Deelnemers kunnen bevoegdheden mandateren bij het oprichten van de GR maar het is ook mogelijk om in een later stadium nog bevoegdheden te mandateren. Bij delegatie (het overdragen van de bevoegdheid) ligt de situatie iets anders. In principe wordt bij het oprichten van de GR in de GR opgenomen welke bevoegdheden de deelnemers delegeren aan de GR. Het delegeren van bevoegdheden in een later stadium is alleen mogelijk indien in de GR is vastgelegd op welke wijze op een later moment wijziging kan worden aangebracht in de overgedragen bevoegdheden.
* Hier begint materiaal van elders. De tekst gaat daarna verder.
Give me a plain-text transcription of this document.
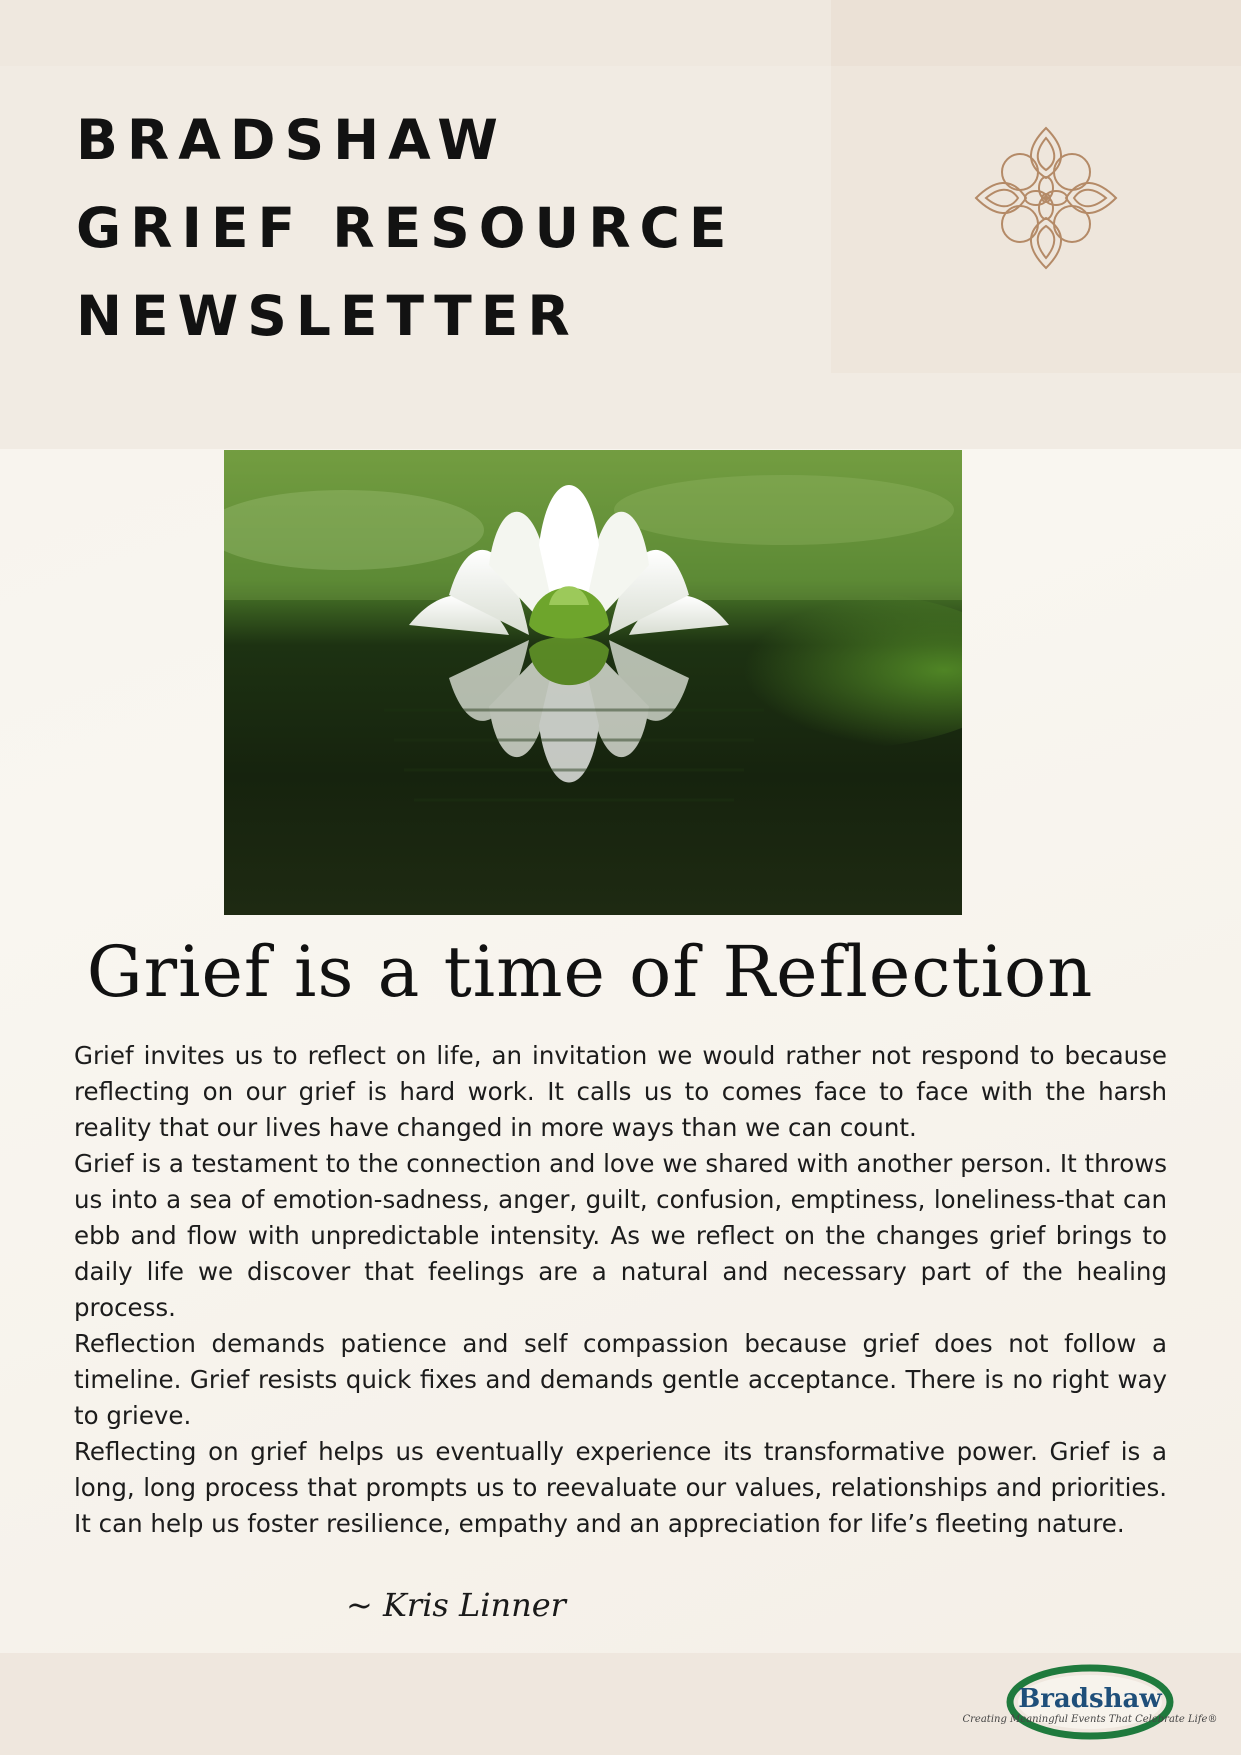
BRADSHAW
GRIEF RESOURCE
NEWSLETTER
Grief is a time of Reflection

Grief invites us to reflect on life, an invitation we would rather not respond to because reflecting on our grief is hard work. It calls us to comes face to face with the harsh reality that our lives have changed in more ways than we can count.

Grief is a testament to the connection and love we shared with another person. It throws us into a sea of emotion-sadness, anger, guilt, confusion, emptiness, loneliness-that can ebb and flow with unpredictable intensity. As we reflect on the changes grief brings to daily life we discover that feelings are a natural and necessary part of the healing process.

Reflection demands patience and self compassion because grief does not follow a timeline. Grief resists quick fixes and demands gentle acceptance. There is no right way to grieve.

Reflecting on grief helps us eventually experience its transformative power. Grief is a long, long process that prompts us to reevaluate our values, relationships and priorities. It can help us foster resilience, empathy and an appreciation for life’s fleeting nature.

~ Kris Linner
Bradshaw
Creating Meaningful Events That Celebrate Life®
Deze bepaling heeft niet alleen betrekking op de mogelijkheid om extra bevoegdheden bij de GR te leggen maar ook op de mogelijkheid om bevoegdheden weer terug te halen naar de deelnemers.
Bevat de GR geen bepaling over wijziging van de overgedragen bevoegdheden, dan is een wijziging van de tekst van de GR nodig om extra bevoegdheden bij de GR neer te kunnen leggen of om bevoegdheden terug te halen.
Intrekken van een delegatiebesluit
De Algemene wet bestuursrecht (Awb) bepaalt in artikel 10:18 dat een bestuursorgaan een delegatiebesluit te allen tijde kan intrekken. Deze mogelijkheid wordt echter beperkt als in een GR is vastgelegd op welke wijze wijziging kan worden gebracht in een overgedragen bevoegdheid. Dit is bijvoorbeeld het geval als de GR bepaalt dat wijziging alleen mogelijk is als alle deelnemers van de GR daarmee instemmen. In dat geval kan je als bestuursorgaan een delegatiebesluit dus niet zomaar intrekken maar ben je afhankelijk van de andere deelnemers. Het kan zelfs betekenen dat je als deelnemer bevoegdheden alleen terug kan nemen door uit te treden uit de GR.
Tips voor de praktijk
- Denk bij het oprichten van een GR goed na over de bevoegdheden die je als deelnemer bij de GR wil neerleggen en of je dat in de vorm van mandaat of delegatie doet. Dit is medebepalend voor de inrichting van de GR.
- Bij eigen bevoegdheden van de GR is het niet mogelijk om in de GR af te wijken van de verdeling van de bevoegdheden die de Wgr voorschrijft. Als je bepaalde bevoegdheden toch ergens anders wilt leggen, maak dan gebruik van de mogelijkheid tot delegatie of mandaat.
- Als je als deelnemer aan een GR bevoegdheden wil delegeren aan de GR, zorg dan altijd dat in de GR een bepaling staat over de wijze waarop in een later stadium verandering kan worden gebracht in overgedragen bevoegdheden. Dit voorkomt dat een GR gewijzigd moet worden als de GR meer of minder bevoegdheden gaat uitvoeren.